China’s all-or-nothing stand on talks leaves US climate envoy cornered
Tackling the climate crisis is a “core national security priority” for US President Joe Biden. But saving a dangerously warming world may not always be compatible with his other highest priorities, such as confronting China. Look no further than his climate envoy John Kerry’s China visit last week.
On the surface, Kerry was accorded the rare honour of a series of virtual meetings with Chinese leaders, including Foreign Minister Wang Yi and Vice-Premier Han Zheng, aside from talks with climate counterpart Xie Zhenhua. But the former US secretary of state in fact hit a stone wall when the Chinese hosts basically rolled their eyes at his suggestion that both sides rise above politics and treat climate cooperation as a “stand-alone issue”.
Foreign Minister Wang firmly rejected that proposal, telling Kerry that climate cooperation could not be divorced from overall bilateral ties and the US first must “cease containing and suppressing China all over the world”.
“The US side wants the climate change cooperation to be an ‘oasis’ of China-US relations. However, if the oasis is all surrounded by deserts, then sooner or later, the ‘oasis’ will be desertified,” Wang said.
That leaves Kerry in an almost impossible position.
To help Biden avert a global climate catastrophe, America’s first-ever climate envoy needs to get China, which leads the world with nearly 30 per cent of global emissions, fully on board.
“On climate, cooperation is the only way to break free from the world’s current mutual suicide pact,” he said in July.
As the top diplomat under former president Barack Obama, Kerry helped to broker the historic 2015 Paris climate agreement. As such, Kerry has intimate knowledge of how Beijing plays its climate card to extract concessions on other issues and navigate bilateral ties in stormy waters.
For China, politics is often at the heart of the top-down campaigns on cutting pollution and negotiating climate deals, as economic development and political stability remain the overriding top priority for the leadership. That helps explain Beijing’s insistence on seeing Washington’s climate diplomacy as part of a grand bargain between the rival powers.

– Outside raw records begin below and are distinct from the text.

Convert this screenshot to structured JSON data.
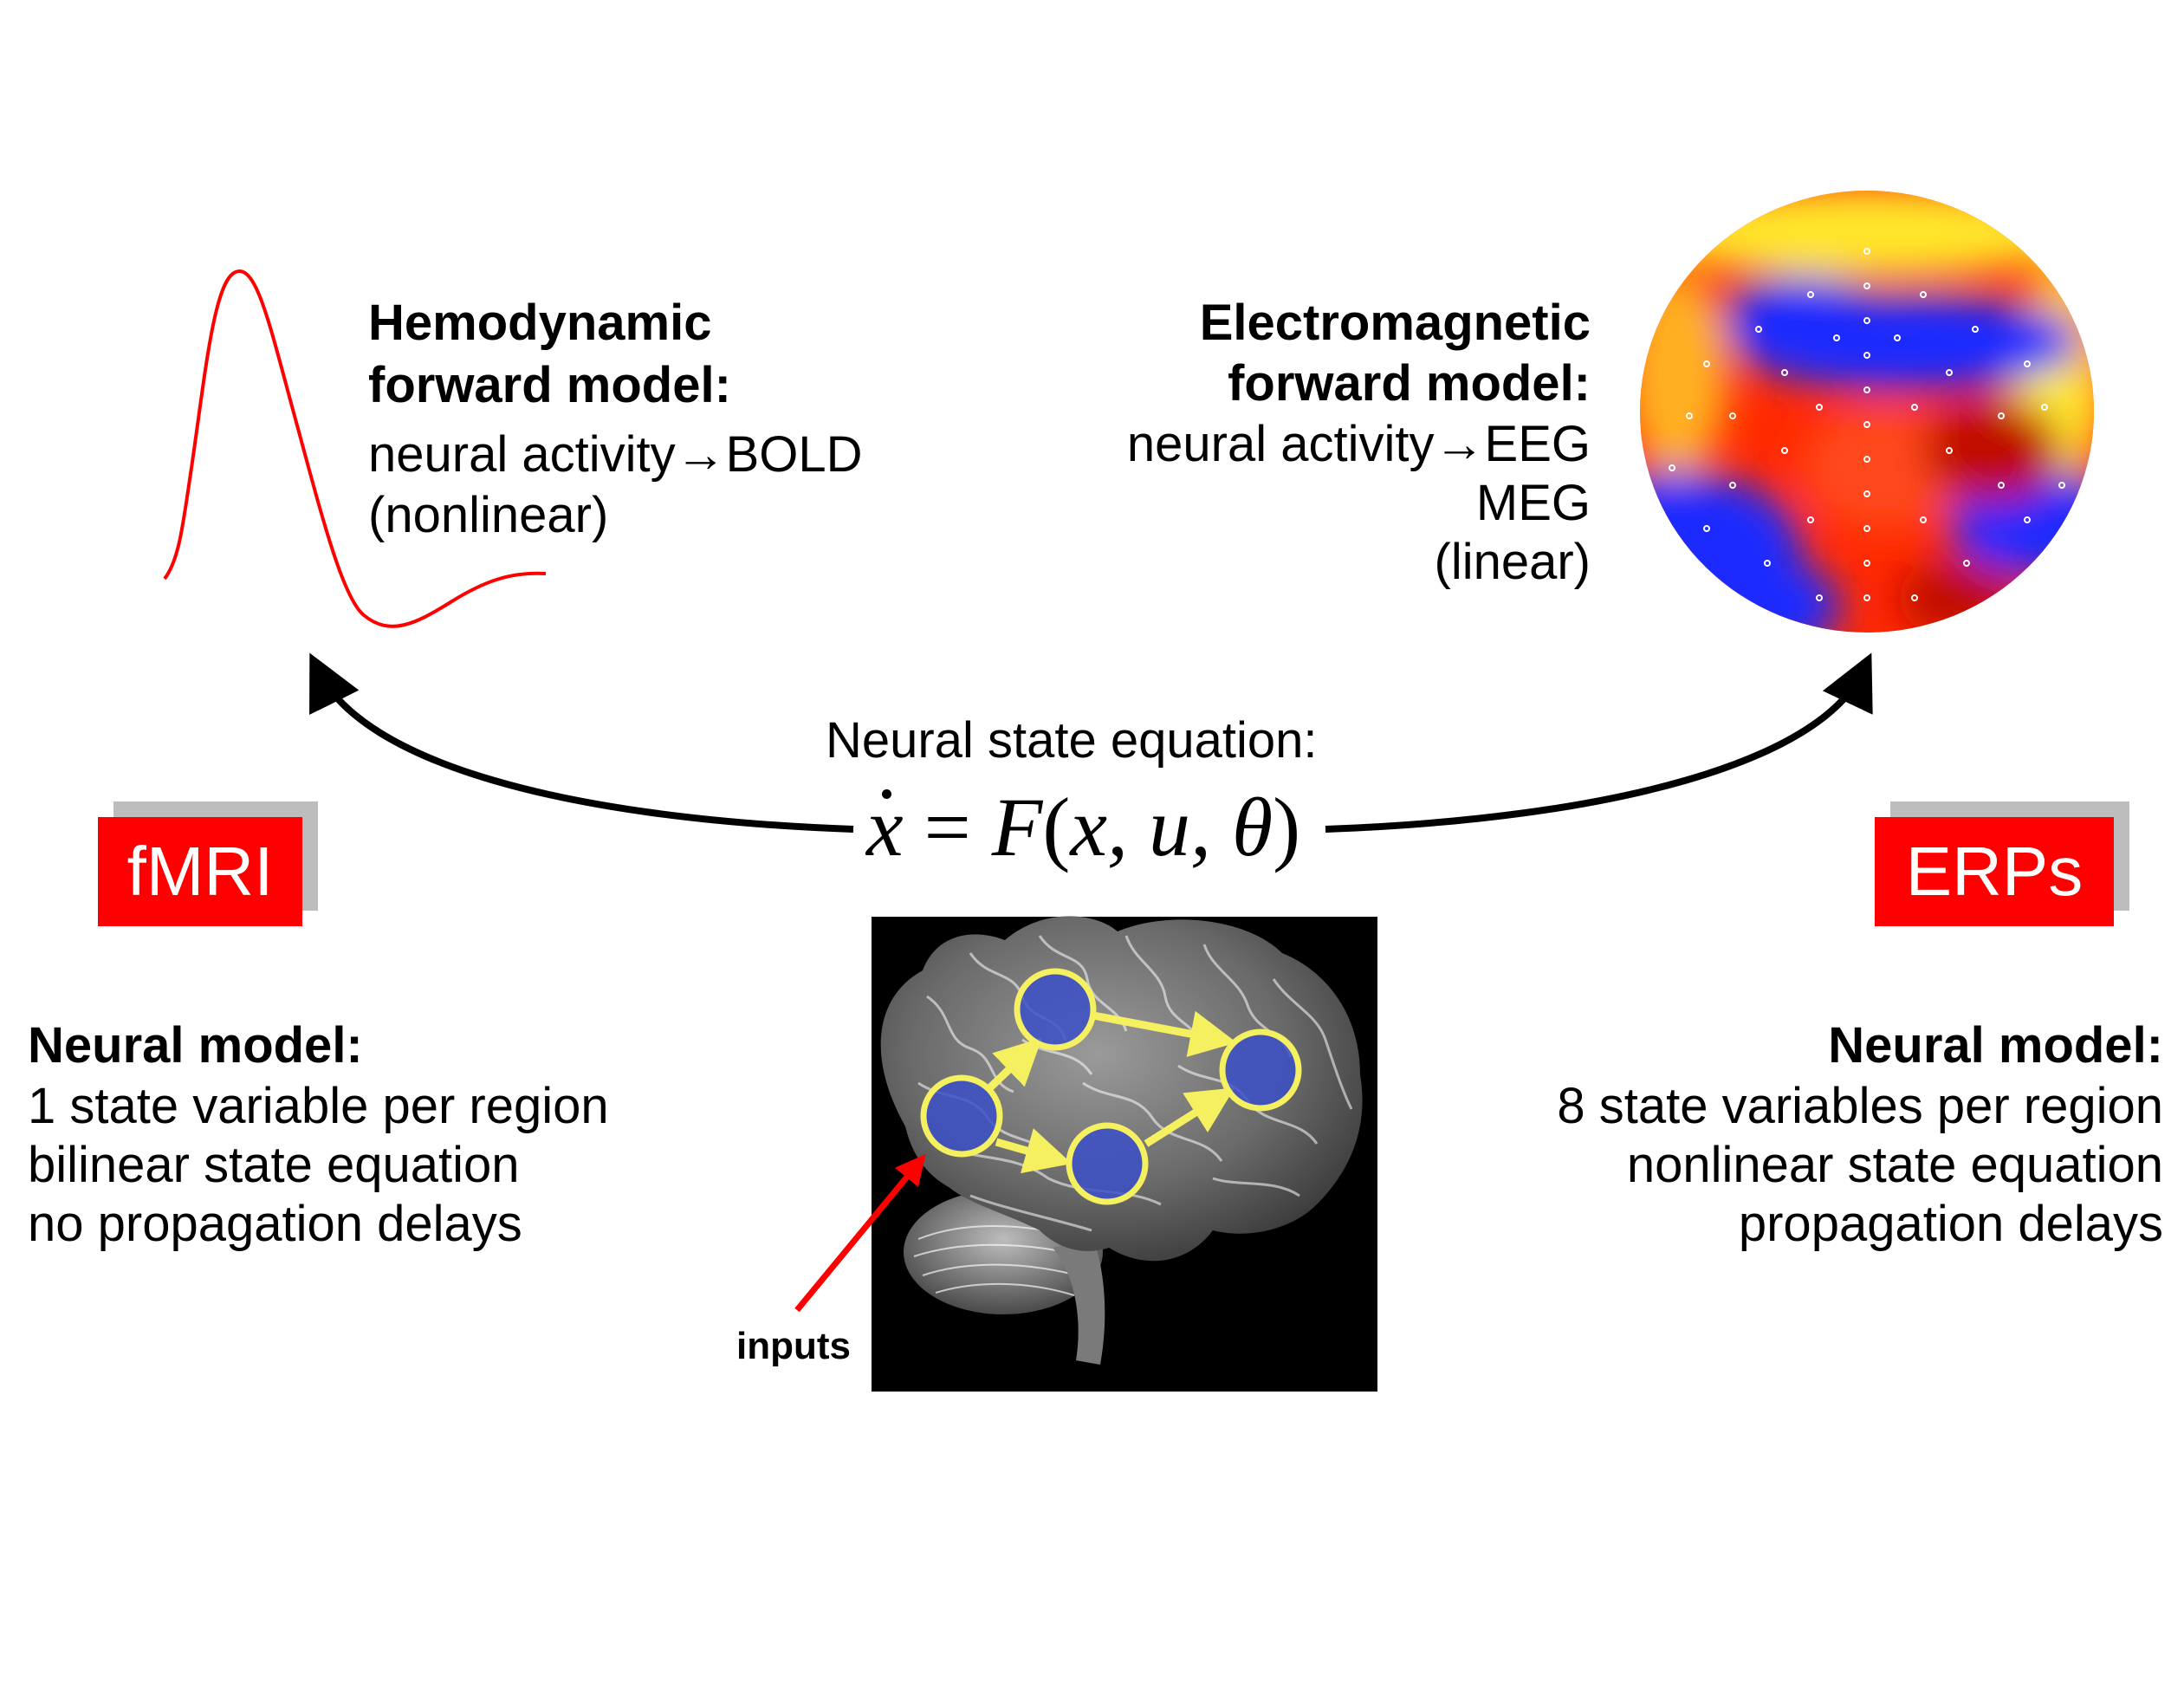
{
  "fmri": {
    "badge": "fMRI",
    "forward_title_1": "Hemodynamic",
    "forward_title_2": "forward model:",
    "forward_line_1": "neural activity→BOLD",
    "forward_line_2": "(nonlinear)",
    "neural_title": "Neural model:",
    "neural_line_1": "1 state variable per region",
    "neural_line_2": "bilinear state equation",
    "neural_line_3": "no propagation delays"
  },
  "erp": {
    "badge": "ERPs",
    "forward_title_1": "Electromagnetic",
    "forward_title_2": "forward model:",
    "forward_line_1": "neural activity→EEG",
    "forward_line_2": "MEG",
    "forward_line_3": "(linear)",
    "neural_title": "Neural model:",
    "neural_line_1": "8 state variables per region",
    "neural_line_2": "nonlinear state equation",
    "neural_line_3": "propagation delays"
  },
  "center": {
    "equation_title": "Neural state equation:",
    "equation": {
      "lhs": "x",
      "equals": " = ",
      "func": "F",
      "args_open": "(",
      "args": "x, u, θ",
      "args_close": ")"
    },
    "inputs_label": "inputs"
  },
  "colors": {
    "badge_red": "#ff0000",
    "badge_shadow": "#bdbdbd",
    "bold_curve": "#ff0000",
    "input_arrow": "#ff0000",
    "region_fill": "#3b4fc8",
    "region_ring": "#f5f060",
    "connection_arrow": "#f5f060"
  }
}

However, given Biden’s ideologically focused campaign to contain an autocratic China and “prove democracy works”, “serious differences” – on issues ranging from Xinjiang and Hong Kong to Taiwan and the South China Sea – “will never be traded for anything that has to do with climate”, Kerry asserted in January.
However, a remit limited to climate change leaves Kerry with little room to wield his influence on broader bilateral issues that Chinese officials appear keen to bring up.
In a sense, his repeated calls about depoliticising the fight against global warming are also aimed at Biden’s critics at home, where climate change has become a polarising issue among American voters.
Kerry’s China visit, his second in five months, was met with scepticism in the US, with critics questioning Beijing’s sincerity and reliability in terms of honouring climate pledges. A Wall Street Journal editorial last week warned that the Biden administration’s obsession with climate change may have become “a major source of strategic leverage for Beijing”.
Such concerns are not entirely misplaced, given previous US administrations’ mixed record on China and climate diplomacy. It remains unclear how Kerry will deal with the dilemma, or if the Biden administration may consider possible trade-offs one day to break the deadlock and secure Beijing’s cooperation on climate.